Sharing below a framework for thinking about covenants. It is most useful
for modeling local covenants, that is, covenants where only one coin must
be examined, and not multi-coin covenants whereby you could have issues
with protocol forking requiring a more powerful stateful prover. It's the
model I use in Sapio.

I define a covenant primitive as follows:

1) A set of sets of transaction intents (a *family)*, potentially recursive
or co-recursive (e.g., the types of state transitions that can be
generated). These intents can also be represented by a language that
generates the transactions, rather than the literal transactions
themselves. We do the family rather than just sets at this level because to
instantiate a covenant we must pick a member of the family to use.
2) A verifier generator function that generates a function that accepts an
intent that is any element of one member of the family of intents and a
proof for it and rejects others.
3) A prover generator function that generates a function that takes an
intent that is any element of one member of the family and some extra data
and returns either a new prover function, a finished proof, or a rejection
(if not a valid intent).
4) A set of proofs that the Prover, Verifier, and a set of intents are
"impedance matched", that is, all statements the prover can prove and all
statements the verifier can verify are one-to-one and onto (or something
similar), and that this also is one-to-one and onto with one element of the
intents (a set of transactions) and no other.
5) A set of assumptions under which the covenant is verified (e.g., a
multi-sig covenant with at least 1-n honesty, a multisig covenant with any
3-n honesty required, Sha256 collision resistance, DLog Hardness, a SGX
module being correct).

To instantiate a covenant, the user would pick a particular element of the
set of sets of transaction intents. For example, in TLUV payment pool, it
would be the set of all balance adjusting transactions and redemptions. *Note,
we can 'cleave' covenants into separate bits -- e.g. one TLUV + some extra
CTV paths can be 'composed', but the composition is not guaranteed to be
well formed.*

Once the user has a particular intent, they then must generate a verifier
which can receive any member of the set of intents and accept it, and
receive any transaction outside the intents and reject it.

With the verifier in hand (or at the same time), the user must then
generate a prover function that can make a proof for any intent that the
verifier will accept. This could be modeled as a continuation system (e.g.,
multisig requires multiple calls into the prover), or it could be
considered to be wrapped as an all-at-once function. The prover could be
done via a multi-sig in which case the assumptions are stronger, but it
still should be well formed such that the signers can clearly and
unambiguously sign all intents and reject all non intents, otherwise the
covenant is not well formed.

The proofs of validity of the first three parts and the assumptions for
them should be clear, but do not require generation for use. However,
covenants which do not easily permit proofs are less useful.

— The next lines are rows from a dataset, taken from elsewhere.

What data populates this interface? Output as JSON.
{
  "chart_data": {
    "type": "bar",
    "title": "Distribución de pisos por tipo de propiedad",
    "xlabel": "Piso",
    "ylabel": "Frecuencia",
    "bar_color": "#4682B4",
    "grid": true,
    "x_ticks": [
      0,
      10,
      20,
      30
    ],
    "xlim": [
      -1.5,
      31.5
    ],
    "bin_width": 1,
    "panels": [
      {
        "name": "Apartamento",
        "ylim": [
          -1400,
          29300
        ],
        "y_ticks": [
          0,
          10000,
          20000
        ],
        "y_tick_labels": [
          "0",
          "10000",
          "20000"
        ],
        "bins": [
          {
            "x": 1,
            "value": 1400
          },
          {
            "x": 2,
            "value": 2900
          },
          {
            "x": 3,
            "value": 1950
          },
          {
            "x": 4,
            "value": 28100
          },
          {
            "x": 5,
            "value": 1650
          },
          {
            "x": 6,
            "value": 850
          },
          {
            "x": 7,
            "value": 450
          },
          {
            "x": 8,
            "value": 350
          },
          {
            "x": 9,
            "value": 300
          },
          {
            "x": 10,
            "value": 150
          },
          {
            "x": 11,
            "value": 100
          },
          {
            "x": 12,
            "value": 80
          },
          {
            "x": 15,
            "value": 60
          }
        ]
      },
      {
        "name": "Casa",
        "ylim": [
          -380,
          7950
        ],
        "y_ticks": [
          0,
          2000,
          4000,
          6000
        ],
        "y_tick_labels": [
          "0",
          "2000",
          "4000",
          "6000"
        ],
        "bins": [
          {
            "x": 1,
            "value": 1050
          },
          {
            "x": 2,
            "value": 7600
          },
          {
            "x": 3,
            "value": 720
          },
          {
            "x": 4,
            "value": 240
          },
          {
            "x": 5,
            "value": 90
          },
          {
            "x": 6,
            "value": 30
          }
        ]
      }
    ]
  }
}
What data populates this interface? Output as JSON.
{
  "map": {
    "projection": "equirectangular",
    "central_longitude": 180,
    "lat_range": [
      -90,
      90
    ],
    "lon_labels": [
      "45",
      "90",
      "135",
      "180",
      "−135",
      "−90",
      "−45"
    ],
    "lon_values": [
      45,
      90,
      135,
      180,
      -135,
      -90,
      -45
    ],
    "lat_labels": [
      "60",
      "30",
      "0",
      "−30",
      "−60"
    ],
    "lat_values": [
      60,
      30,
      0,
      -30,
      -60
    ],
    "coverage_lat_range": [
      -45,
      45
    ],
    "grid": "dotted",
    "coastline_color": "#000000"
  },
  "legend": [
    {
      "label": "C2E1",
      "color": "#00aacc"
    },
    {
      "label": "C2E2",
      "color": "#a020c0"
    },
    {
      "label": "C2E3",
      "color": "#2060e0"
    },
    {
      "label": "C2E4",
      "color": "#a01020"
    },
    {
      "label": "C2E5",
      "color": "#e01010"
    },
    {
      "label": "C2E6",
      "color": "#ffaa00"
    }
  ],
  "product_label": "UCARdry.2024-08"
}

We now can analyze three covenants under this, plain CTV, 2-3 online
multisig, 3-3 presigned + deleted.

CTV:
1) Intent sets: the set of specific next transactions, with unbound inputs
into it that can be mutated (but once the parent is known, can be filled in
for all children).
2) Verifier: The transaction has the hash of the intent
3) Prover: The transaction itself and no other work
4) Proofs of impedance: trivial.
5) Assumptions: sha256
6) Composition: Any two CTVs can be OR'd together as separate leafs

2-3 Multisig:
1) Intent: All possible sets of transactions, one set selected per instance
2) Verifier: At least 2 signed the transition
3) Prover: Receive some 'state' in the form of business logic to enforce,
only sign if that is satisfied. Produce a signature.
4) Impedance: The business logic must cover the instance's Intent set and
must not be able to reach any other non-intent
5) Assumptions: at least 2 parties are 'honest' for both liveness and for
correctness, and the usual suspects (sha256, schnorr, etc)
6) Composition: Any two groups can be OR'd together, if the groups have
different signers, then the assumptions expand

3-3 Presigned:
Same as CTV except:
5) Assumptions: at least one party deletes their key after signing


 You can also think through other covenants like TLUV in this model.

One useful question is the 'cardinality' of an intent set. The useful
notion of this is both in magnitude but also contains. Obviously, many of
these are infinite sets, but if one set 'contains' another then it is
definitionally more powerful. Also, if a set of transitions is 'bigger'
(work to do on what that means?) than another it is potentially more
powerful.

Another question is around composition of different covenants inside of an
intent -- e.g., a TLUV that has a branch with a CTV